Two Git repositories share common code

So I have a project which has the client parts and the server parts. I would like the client and the server code to be in different Git repositories for clear separation of the code, however, they share some of the files and ideally, the shared files will always be identical in both client and server.

How should I go about this? Is it better to have the third repository for the common code?


Solution 1:

I will not give advice on “How you should go about this”. But I'll explain how to accomplish integrating a third repository with common code into the other repositories: This is a job for git submodules. git submodules allow you to reference a snapshot of a git repository at a specified path:

git submodule add git://example.com/repository.git path

Afterwards create a commit. Now a snapshot of the given repository is referenced at path.

Populating the submodule

  1. Execute git submodule init
  2. Execute git submodule update

Every configured submodule will be updated to match the state it is supposed to look like.

Updating a submodule to a later commit

  1. Change into the directory of the submodule
  2. Perform a git pull / git fetch + git checkout to update the submodule to the desired commit / tag
  3. Create a new commit to update the commit in the .gitmodules file

Take a look at the official manual for further information on submodules.

Solution 2:

If they share common code, I see two sensible options. Separate the common code into its own project, or merge the server and client repositories to make working on them together easier.

Whether separating the common code is worth the extra effort is up to you. Does the common code make sense on its own, or is is just a bunch of functions specific to this product? For example, if you had an SSL or date parsing code in common that would make a good spin off project. Or maybe you've written special code for config file parsing, that can be worked on stand-alone even if nobody but your project will use it. If you're spinning off common code just because the two projects share it, don't bother, it will have no direction of its own. Spinning it off will just be a barrier to development for both the server and client teams.

Whether you should merge the client and server is another consideration. It also comes down to whether it makes sense to consider them as separate products. Are they useful as separate products? Can different versions of the client and server work together, or must they be the same version? Do different people work on the client versus the server? The fact that you want to keep everything together in one super-repository says no.

If you do separate into multiple repositories (client, server, related projects) follow TimWolla's answer.

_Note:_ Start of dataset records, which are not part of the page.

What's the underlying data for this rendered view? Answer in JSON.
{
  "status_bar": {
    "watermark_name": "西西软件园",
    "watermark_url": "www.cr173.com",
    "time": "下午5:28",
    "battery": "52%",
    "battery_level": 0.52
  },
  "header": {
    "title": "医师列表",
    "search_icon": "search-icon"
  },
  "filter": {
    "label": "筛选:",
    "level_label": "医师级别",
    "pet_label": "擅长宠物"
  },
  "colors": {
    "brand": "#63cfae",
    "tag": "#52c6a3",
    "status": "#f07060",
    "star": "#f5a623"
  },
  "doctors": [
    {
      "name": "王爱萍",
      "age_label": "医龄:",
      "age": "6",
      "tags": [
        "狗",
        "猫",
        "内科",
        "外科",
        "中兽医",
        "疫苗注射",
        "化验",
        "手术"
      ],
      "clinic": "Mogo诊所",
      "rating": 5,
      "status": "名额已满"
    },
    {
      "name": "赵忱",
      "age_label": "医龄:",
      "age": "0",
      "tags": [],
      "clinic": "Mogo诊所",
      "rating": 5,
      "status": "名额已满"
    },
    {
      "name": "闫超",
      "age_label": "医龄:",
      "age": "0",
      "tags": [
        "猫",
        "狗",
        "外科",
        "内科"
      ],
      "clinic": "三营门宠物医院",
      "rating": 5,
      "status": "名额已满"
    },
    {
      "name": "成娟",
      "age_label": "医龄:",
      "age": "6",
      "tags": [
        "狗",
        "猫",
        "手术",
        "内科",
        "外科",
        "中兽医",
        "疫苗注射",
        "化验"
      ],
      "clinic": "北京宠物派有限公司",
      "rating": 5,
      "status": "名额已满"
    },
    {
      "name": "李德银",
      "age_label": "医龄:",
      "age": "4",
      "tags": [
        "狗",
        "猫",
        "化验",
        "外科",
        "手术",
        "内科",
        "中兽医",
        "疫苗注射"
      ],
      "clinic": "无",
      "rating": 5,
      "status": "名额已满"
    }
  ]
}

If you're not sure, merge them all into one repository with server/, client/ and common/ top level directories. If their concerns are entangled, put them together. This will also make it easier to spot and migrate duplicated code. You may work on disentangling them and creating concrete "common" projects, and at that time they should be spun off into their own repositories.

Solution 3:

TL;DR

Just use Git submodules to hold your common code. That's the use case they're intended for. Other options exist, but mostly for repositories on the same filesystem and with little advantage when cloned over a network.

Common Code vs. Identical Files

The proper way to deal with common code is usually through submodules or subtree merging. However, if you have file assets that are (and will remain) identical, then you can leverage symlinks on filesystems that support them. There are at least three downsides to this approach:

  1. Only one repository would have the "real" file. The other repository would only contain a symlink to a file that may or may not exist on a different filesystem.
  2. Windows systems don't have Linux/Unix-style symlinks, so interoperability may be an issue.
  3. Unless you're dealing with really large binary blobs, the space savings of shared links is probably minimal, and not worth the effort.

You can also look into the use of alternates to share objects between repositories on the same filesystem. The manual says (emphasis mine):

You could be using the objects/info/alternates or $GIT_ALTERNATE_OBJECT_DIRECTORIES mechanisms to borrow objects from other object stores. A repository with this kind of incomplete object store is not suitable to be published for use with dumb transports but otherwise is OK as long as objects/info/alternates points at the object stores it borrows from.

This sort of advanced usage is usually used to speed up forking on systems like Atlassian Stash rather than for sharing specific blobs, but the tools are there if you want to juggle chainsaws.